How Trump’s economic takeover mirrors Beijing’s playbook



By Carl Samson
President Donald Trump’s second-term push to control American business through state-directed policies has drawn sharp comparisons to China’s authoritarian economic model, marking a dramatic break from free-market principles.
It’s not socialism: In state capitalism, government steers private companies without owning them outright. Most recently, Trump’s version includes forcing Nvidia and AMD to hand over 15% of their China semiconductor sales to the Treasury, claiming a “golden share” in U.S. Steel that lets Washington veto company decisions and making the Defense Department the biggest shareholder in rare-earth miner MP Materials.
To support his economic policies, Trump has also stretched national security justifications to new heights. His declaration of a national emergency to impose broad reciprocal tariffs, as the prime example, is based on the argument that it is essential to protect critical industries and restore economic sovereignty. “This is a Republican administration embracing state capitalism in a way we haven’t seen in a long time, while all the time decrying ‘socialism,’” Indiana University Bloomington professor Sarah Bauerle Danzman told Foreign Policy last month.

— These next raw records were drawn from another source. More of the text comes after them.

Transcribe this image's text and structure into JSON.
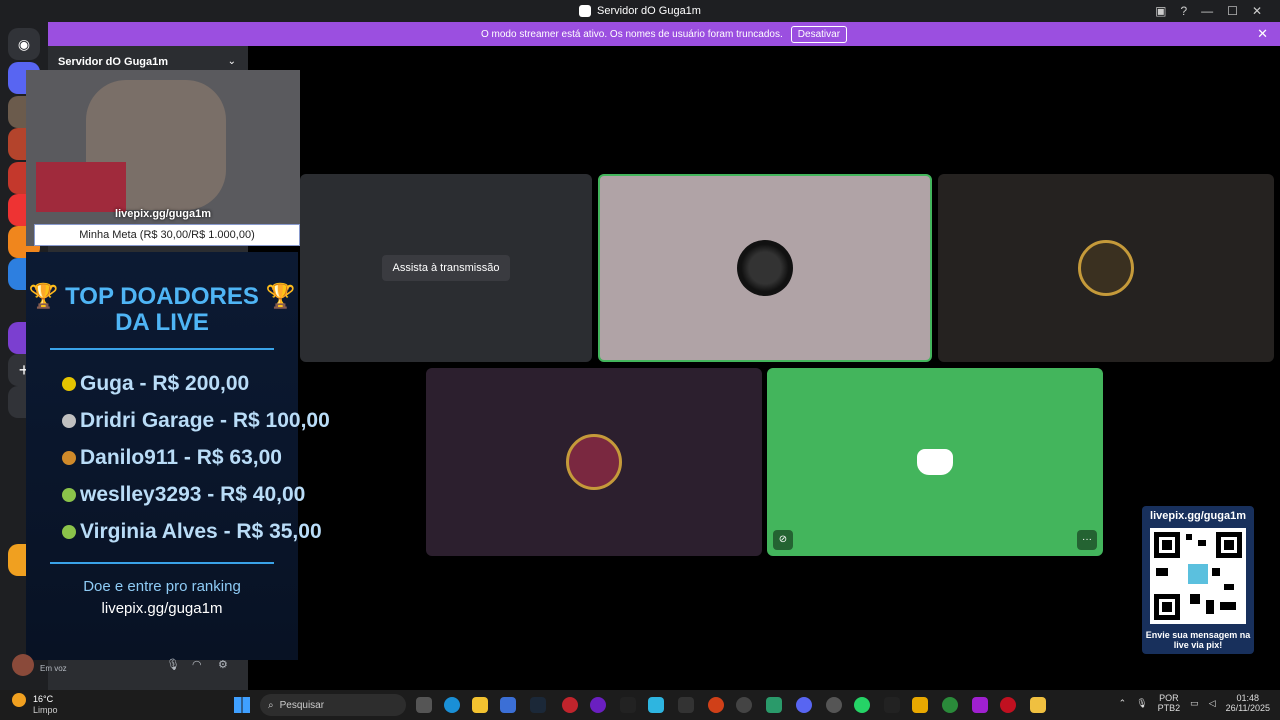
{
  "window": {
    "title": "Servidor dO Guga1m"
  },
  "banner": {
    "text": "O modo streamer está ativo. Os nomes de usuário foram truncados.",
    "button": "Desativar"
  },
  "sidebar": {
    "server_name": "Servidor dO Guga1m",
    "status": "Em voz"
  },
  "stage": {
    "watch_button": "Assista à transmissão"
  },
  "overlay": {
    "webcam_url": "livepix.gg/guga1m",
    "goal_text": "Minha Meta (R$ 30,00/R$ 1.000,00)",
    "donors_title_1": "🏆 TOP DOADORES 🏆",
    "donors_title_2": "DA LIVE",
    "donors": [
      {
        "text": "Guga - R$ 200,00",
        "medal_color": "#e5c400"
      },
      {
        "text": "Dridri Garage - R$ 100,00",
        "medal_color": "#c0c0c0"
      },
      {
        "text": "Danilo911 - R$ 63,00",
        "medal_color": "#d08a2a"
      },
      {
        "text": "weslley3293 - R$ 40,00",
        "medal_color": "#8bc34a"
      },
      {
        "text": "Virginia Alves - R$ 35,00",
        "medal_color": "#8bc34a"
      }
    ],
    "footer_1": "Doe e entre pro ranking",
    "footer_2": "livepix.gg/guga1m",
    "qr_title": "livepix.gg/guga1m",
    "qr_caption": "Envie sua mensagem na live via pix!"
  },
  "taskbar": {
    "weather_temp": "16°C",
    "weather_desc": "Limpo",
    "search": "Pesquisar",
    "lang_1": "POR",
    "lang_2": "PTB2",
    "time": "01:48",
    "date": "26/11/2025"
  },
  "colors": {
    "accent": "#9b4fe0",
    "discord_green": "#43b55c",
    "discord_blurple": "#5865f2"
  }
}
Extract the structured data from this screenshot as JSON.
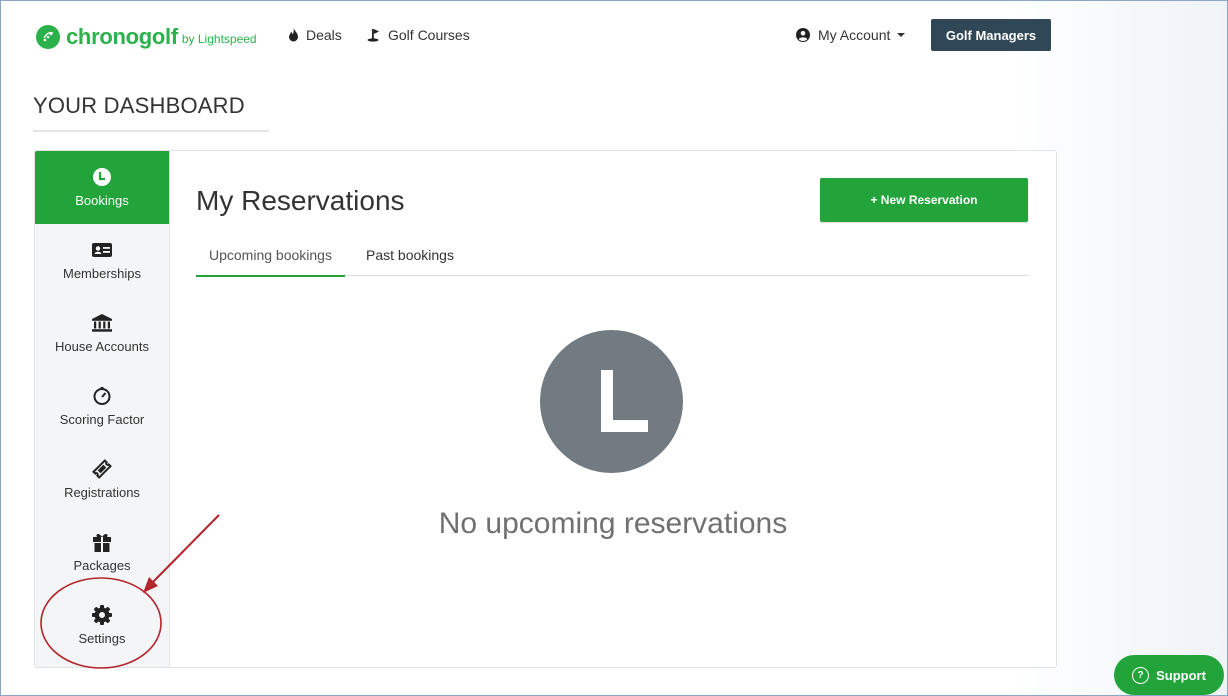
{
  "nav": {
    "logo_text": "chronogolf",
    "logo_by": "by Lightspeed",
    "deals": "Deals",
    "golf_courses": "Golf Courses",
    "my_account": "My Account",
    "golf_managers": "Golf Managers"
  },
  "page_title": "YOUR DASHBOARD",
  "sidebar": {
    "items": [
      {
        "label": "Bookings",
        "icon": "clock-icon",
        "active": true
      },
      {
        "label": "Memberships",
        "icon": "id-card-icon",
        "active": false
      },
      {
        "label": "House Accounts",
        "icon": "bank-icon",
        "active": false
      },
      {
        "label": "Scoring Factor",
        "icon": "gauge-icon",
        "active": false
      },
      {
        "label": "Registrations",
        "icon": "ticket-icon",
        "active": false
      },
      {
        "label": "Packages",
        "icon": "gift-icon",
        "active": false
      },
      {
        "label": "Settings",
        "icon": "gear-icon",
        "active": false
      }
    ]
  },
  "main": {
    "title": "My Reservations",
    "new_button": "+ New Reservation",
    "tabs": [
      {
        "label": "Upcoming bookings",
        "active": true
      },
      {
        "label": "Past bookings",
        "active": false
      }
    ],
    "empty_message": "No upcoming reservations"
  },
  "support": {
    "label": "Support"
  },
  "colors": {
    "brand_green": "#22a43a",
    "dark_button": "#2f4756",
    "annotation_red": "#b3262d",
    "empty_icon_gray": "#737b82"
  }
}
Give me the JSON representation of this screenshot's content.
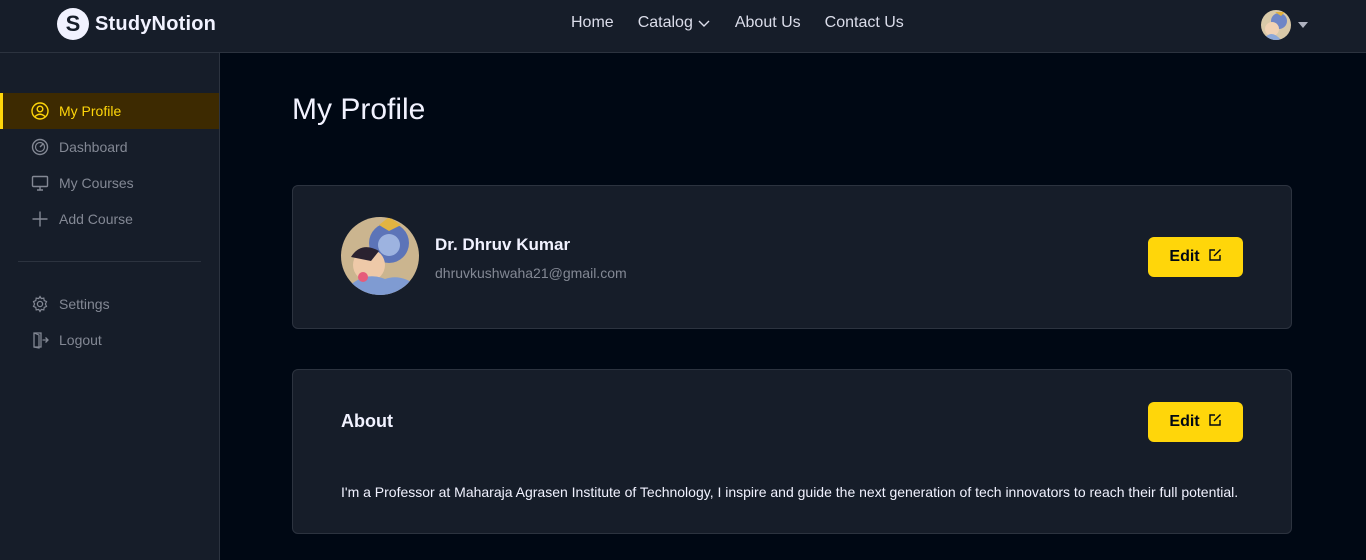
{
  "brand": {
    "name": "StudyNotion",
    "mark": "S"
  },
  "nav": {
    "home": "Home",
    "catalog": "Catalog",
    "about": "About Us",
    "contact": "Contact Us"
  },
  "sidebar": {
    "items": [
      {
        "label": "My Profile",
        "icon": "user-circle-icon",
        "active": true
      },
      {
        "label": "Dashboard",
        "icon": "gauge-icon"
      },
      {
        "label": "My Courses",
        "icon": "monitor-icon"
      },
      {
        "label": "Add Course",
        "icon": "plus-icon"
      }
    ],
    "bottom": [
      {
        "label": "Settings",
        "icon": "gear-icon"
      },
      {
        "label": "Logout",
        "icon": "logout-icon"
      }
    ]
  },
  "main": {
    "title": "My Profile",
    "profile": {
      "name": "Dr. Dhruv Kumar",
      "email": "dhruvkushwaha21@gmail.com",
      "edit_label": "Edit"
    },
    "about": {
      "title": "About",
      "edit_label": "Edit",
      "text": "I'm a Professor at Maharaja Agrasen Institute of Technology, I inspire and guide the next generation of tech innovators to reach their full potential."
    }
  },
  "colors": {
    "accent": "#FFD60A",
    "background": "#000814",
    "surface": "#161D29",
    "active_bg": "#3D2A01"
  }
}
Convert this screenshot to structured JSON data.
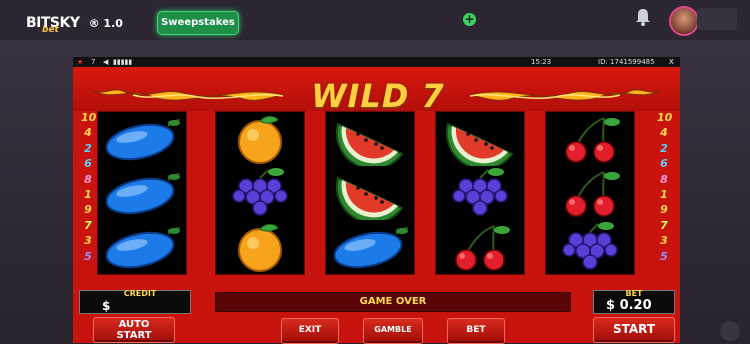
{
  "topbar": {
    "logo": "BITSKY",
    "logo_sub": "bet",
    "version": "® 1.0",
    "sweepstakes_label": "Sweepstakes",
    "add_label": "+"
  },
  "game": {
    "status": {
      "lang": "★",
      "seven": "7",
      "time": "15:23",
      "id": "ID: 1741599485",
      "close": "X"
    },
    "title": "WILD 7",
    "paylines_left": [
      "10",
      "4",
      "2",
      "6",
      "8",
      "1",
      "9",
      "7",
      "3",
      "5"
    ],
    "paylines_right": [
      "10",
      "4",
      "2",
      "6",
      "8",
      "1",
      "9",
      "7",
      "3",
      "5"
    ],
    "payline_colors": [
      "#ffd84a",
      "#ffd84a",
      "#5ad1ff",
      "#5ad1ff",
      "#ff9adf",
      "#ffd84a",
      "#ffd84a",
      "#c8ff5a",
      "#ffd84a",
      "#9a8cff"
    ],
    "reels": [
      [
        "plum",
        "plum",
        "plum"
      ],
      [
        "orange",
        "grapes",
        "orange"
      ],
      [
        "watermelon",
        "watermelon",
        "plum"
      ],
      [
        "watermelon",
        "grapes",
        "cherries"
      ],
      [
        "cherries",
        "cherries",
        "grapes"
      ]
    ],
    "credit_label": "CREDIT",
    "credit_value": "$",
    "message": "GAME OVER",
    "bet_label": "BET",
    "bet_value": "$ 0.20",
    "buttons": {
      "auto_start_1": "AUTO",
      "auto_start_2": "START",
      "exit": "EXIT",
      "gamble": "GAMBLE",
      "bet": "BET",
      "start": "START"
    }
  }
}
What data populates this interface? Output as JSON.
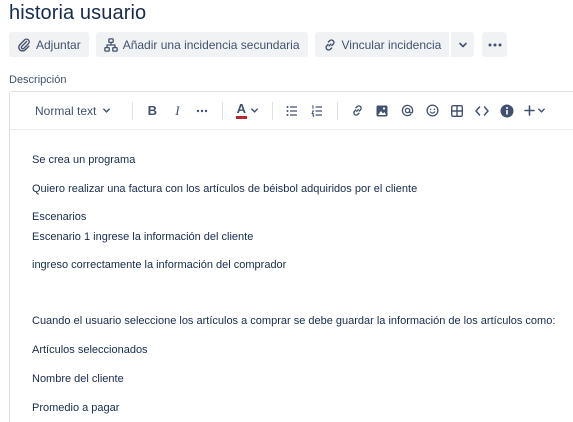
{
  "issue": {
    "title": "historia usuario"
  },
  "actions": {
    "attach": {
      "label": "Adjuntar",
      "icon": "paperclip-icon"
    },
    "child_issue": {
      "label": "Añadir una incidencia secundaria",
      "icon": "hierarchy-icon"
    },
    "link_issue": {
      "label": "Vincular incidencia",
      "icon": "link-icon"
    },
    "dropdown": {
      "icon": "chevron-down-icon"
    },
    "more": {
      "icon": "more-icon"
    }
  },
  "description": {
    "label": "Descripción",
    "toolbar": {
      "text_style": "Normal text",
      "bold": "B",
      "italic": "I",
      "text_color": "A"
    },
    "paragraphs": [
      "Se crea un programa",
      "Quiero realizar una factura con los artículos de béisbol adquiridos por el cliente",
      "Escenarios",
      "Escenario 1 ingrese la información  del cliente",
      "ingreso correctamente la información del comprador",
      "",
      "Cuando el usuario seleccione los artículos a comprar se debe guardar la información de los artículos como:",
      "Artículos seleccionados",
      "Nombre del cliente",
      "Promedio a pagar"
    ]
  },
  "colors": {
    "text": "#172b4d",
    "subtle": "#42526e",
    "button_bg": "#f1f2f4",
    "border": "#dfe1e6"
  }
}
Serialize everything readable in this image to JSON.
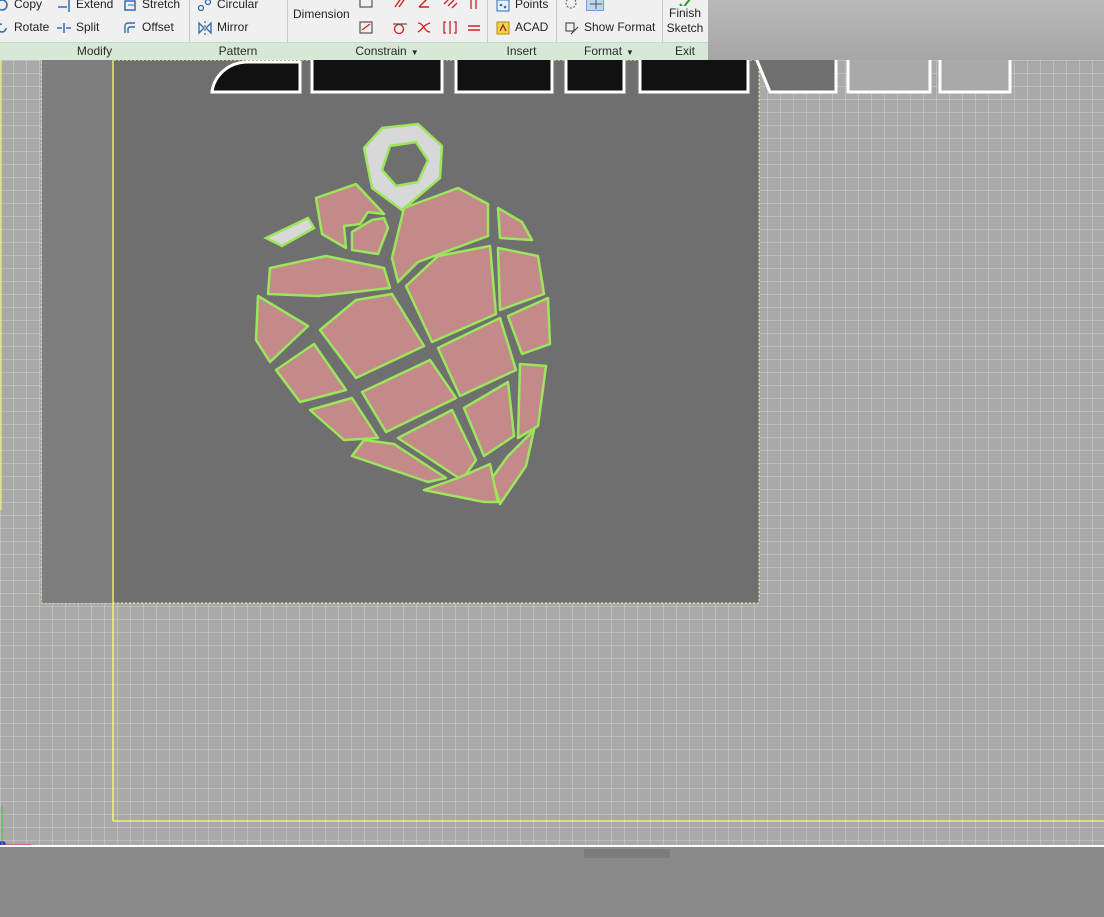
{
  "ribbon": {
    "modify": {
      "label": "Modify",
      "copy": "Copy",
      "rotate": "Rotate",
      "extend": "Extend",
      "split": "Split",
      "stretch": "Stretch",
      "offset": "Offset"
    },
    "pattern": {
      "label": "Pattern",
      "circular": "Circular",
      "mirror": "Mirror"
    },
    "constrain": {
      "label": "Constrain",
      "dimension": "Dimension"
    },
    "insert": {
      "label": "Insert",
      "points": "Points",
      "acad": "ACAD"
    },
    "format": {
      "label": "Format",
      "show_format": "Show Format"
    },
    "exit": {
      "label": "Exit",
      "finish_line1": "Finish",
      "finish_line2": "Sketch"
    }
  },
  "colors": {
    "ribbon_bg": "#f0f0f0",
    "panel_label_bg": "#d7e8d6",
    "canvas_bg": "#a9a9a9",
    "plate": "#6f6f6f",
    "region_fill": "#c48a8a",
    "profile_outline": "#9be65c",
    "sketch_boundary": "#ffff66",
    "text_outline_fill": "#111111"
  },
  "icons": {
    "copy": "copy-icon",
    "rotate": "rotate-icon",
    "extend": "extend-icon",
    "split": "split-icon",
    "stretch": "stretch-icon",
    "offset": "offset-icon",
    "circular": "circular-pattern-icon",
    "mirror": "mirror-icon",
    "points": "points-icon",
    "acad": "acad-icon",
    "show_format": "show-format-icon",
    "finish": "finish-sketch-icon"
  }
}
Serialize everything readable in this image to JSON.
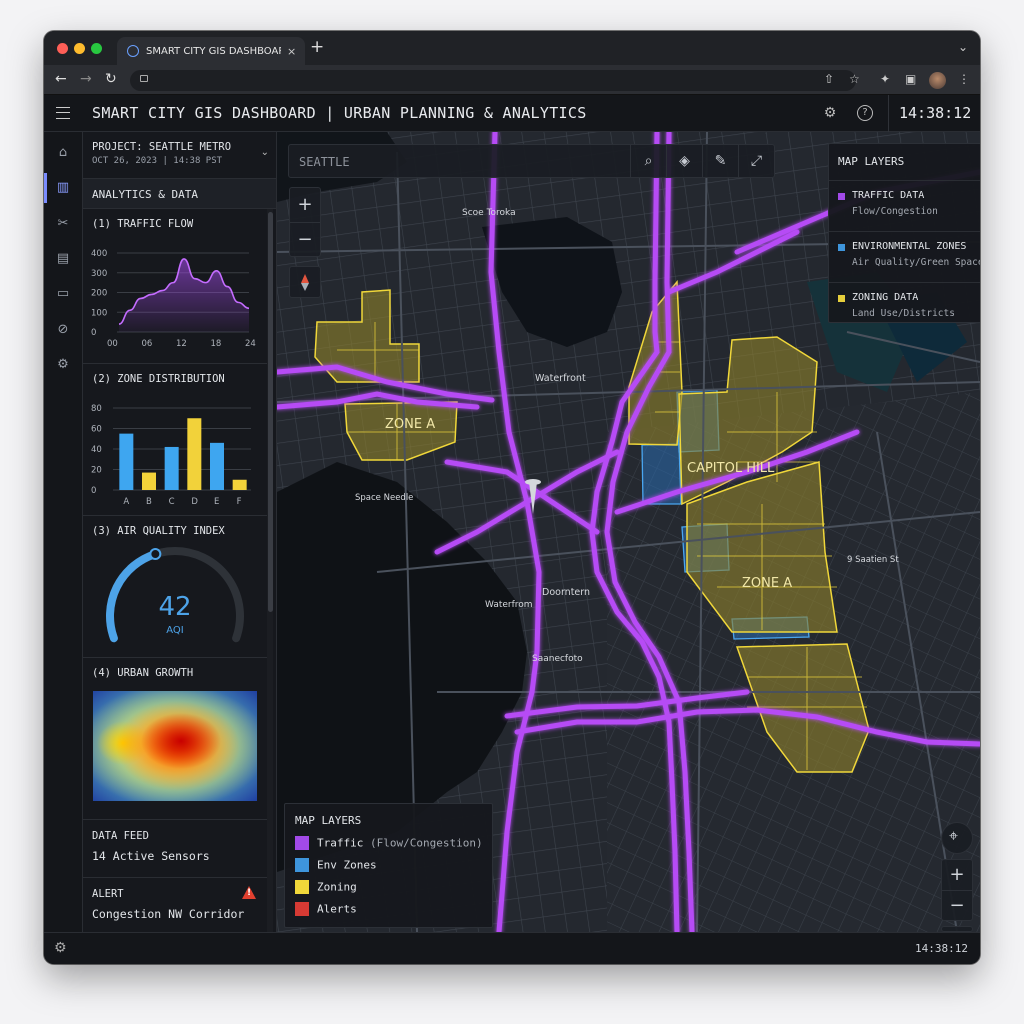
{
  "browser": {
    "tab_title": "SMART CITY GIS DASHBOARD",
    "tab_close": "×",
    "new_tab": "+"
  },
  "header": {
    "title": "SMART CITY GIS DASHBOARD | URBAN PLANNING & ANALYTICS",
    "clock": "14:38:12"
  },
  "project": {
    "name": "PROJECT: SEATTLE METRO",
    "date": "OCT 26, 2023 | 14:38 PST"
  },
  "panel": {
    "section_title": "ANALYTICS & DATA",
    "traffic_flow": {
      "title": "(1) TRAFFIC FLOW",
      "y_ticks": [
        "400",
        "300",
        "200",
        "100",
        "0"
      ],
      "x_ticks": [
        "00",
        "06",
        "12",
        "18",
        "24"
      ]
    },
    "zone_distribution": {
      "title": "(2) ZONE DISTRIBUTION",
      "y_ticks": [
        "80",
        "60",
        "40",
        "20",
        "0"
      ]
    },
    "air_quality": {
      "title": "(3) AIR QUALITY INDEX",
      "value": "42",
      "unit": "AQI"
    },
    "urban_growth": {
      "title": "(4) URBAN GROWTH"
    },
    "data_feed": {
      "label": "DATA FEED",
      "value": "14 Active Sensors"
    },
    "alert": {
      "label": "ALERT",
      "value": "Congestion NW Corridor"
    }
  },
  "chart_data": [
    {
      "type": "area",
      "title": "(1) TRAFFIC FLOW",
      "x": [
        0,
        2,
        4,
        6,
        8,
        10,
        12,
        14,
        16,
        18,
        20,
        22,
        24
      ],
      "values": [
        40,
        110,
        170,
        190,
        210,
        250,
        370,
        270,
        250,
        310,
        230,
        150,
        120
      ],
      "xlim": [
        0,
        24
      ],
      "ylim": [
        0,
        400
      ],
      "color": "#a24ae8"
    },
    {
      "type": "bar",
      "title": "(2) ZONE DISTRIBUTION",
      "categories": [
        "A",
        "B",
        "C",
        "D",
        "E",
        "F"
      ],
      "values": [
        55,
        17,
        42,
        70,
        46,
        10
      ],
      "colors": [
        "#3ea6f0",
        "#f2d23a",
        "#3ea6f0",
        "#f2d23a",
        "#3ea6f0",
        "#f2d23a"
      ],
      "ylim": [
        0,
        80
      ]
    },
    {
      "type": "gauge",
      "title": "(3) AIR QUALITY INDEX",
      "value": 42,
      "color": "#4da3e8"
    }
  ],
  "map": {
    "search_placeholder": "SEATTLE",
    "zone_labels": [
      "ZONE A",
      "CAPITOL HILL",
      "ZONE A"
    ],
    "place_labels": [
      "Waterfront",
      "Space Needle",
      "Waterfrom",
      "Doorntern",
      "Saanecfoto",
      "9 Saatien St"
    ],
    "layers_panel": {
      "title": "MAP LAYERS",
      "items": [
        {
          "name": "TRAFFIC DATA",
          "sub": "Flow/Congestion",
          "color": "#a24ae8"
        },
        {
          "name": "ENVIRONMENTAL ZONES",
          "sub": "Air Quality/Green Spaces",
          "color": "#3e95dc"
        },
        {
          "name": "ZONING DATA",
          "sub": "Land Use/Districts",
          "color": "#e6cf3c"
        }
      ]
    },
    "legend": {
      "title": "MAP LAYERS",
      "items": [
        {
          "label": "Traffic",
          "sub": "(Flow/Congestion)",
          "color": "#a24ae8"
        },
        {
          "label": "Env Zones",
          "sub": "",
          "color": "#3e95dc"
        },
        {
          "label": "Zoning",
          "sub": "",
          "color": "#f0d73a"
        },
        {
          "label": "Alerts",
          "sub": "",
          "color": "#d63a34"
        }
      ]
    }
  },
  "status": {
    "time": "14:38:12"
  },
  "colors": {
    "accent": "#a24ae8",
    "env": "#3e95dc",
    "zoning": "#e6cf3c",
    "alert": "#d63a34"
  }
}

China parallels: The irony is that China was supposed to become more like the U.S.’ free market. Instead, Washington is adopting Beijing’s playbook, with the government prompting business decisions. Trump’s “golden share” works exactly like the oversight powers Chinese companies must grant the Communist Party. His demand that Intel CEO Lip-Bu Tan resign is reminiscent of Xi Jinping’s iron grip over business leaders such as Alibaba’s Jack Ma, who disappeared from public view after criticizing China’s financial regulatory system in 2020.
Business leaders who previously criticized Trump’s policies now largely stay silent or shower him with donations and praise. Companies have also preemptively rolled back diversity, equity and inclusion (DEI) programs to avoid potential retaliation, while others rush to announce domestic investments after facing tariff threats. Like China’s system where business survival depends on party favor, American executives are learning that success increasingly requires navigating Trump’s personal approval rather than market forces alone.
What this means: Seven months into Trump 2.0, Asian Americans are adapting with great sacrifice to the changes. The president summarized the consequences of his tariffs in late April: families might have “two dolls instead of 30 dolls” and pay “a couple of bucks more” for them. Meanwhile, Commerce Secretary Howard Lutnick sketched out a future where jobs become family inheritance. “This is the new model where you work in these kinds of plants for the rest of your life, and your kids work here and your grandkids work here,” he told CNBC. Sadly, this is a far cry from the economic mobility many Asian immigrant families have come to expect.
Beyond higher prices and fewer choices, critics see something darker: a governing style that demands political loyalty while expanding federal control over universities, independent institutions and dissenting voices through mass firings and pressure campaigns. Constitutional limits still apply unlike in China’s one-party system, but the shift upends the government-business relationship that many Asian American entrepreneurs built their success on.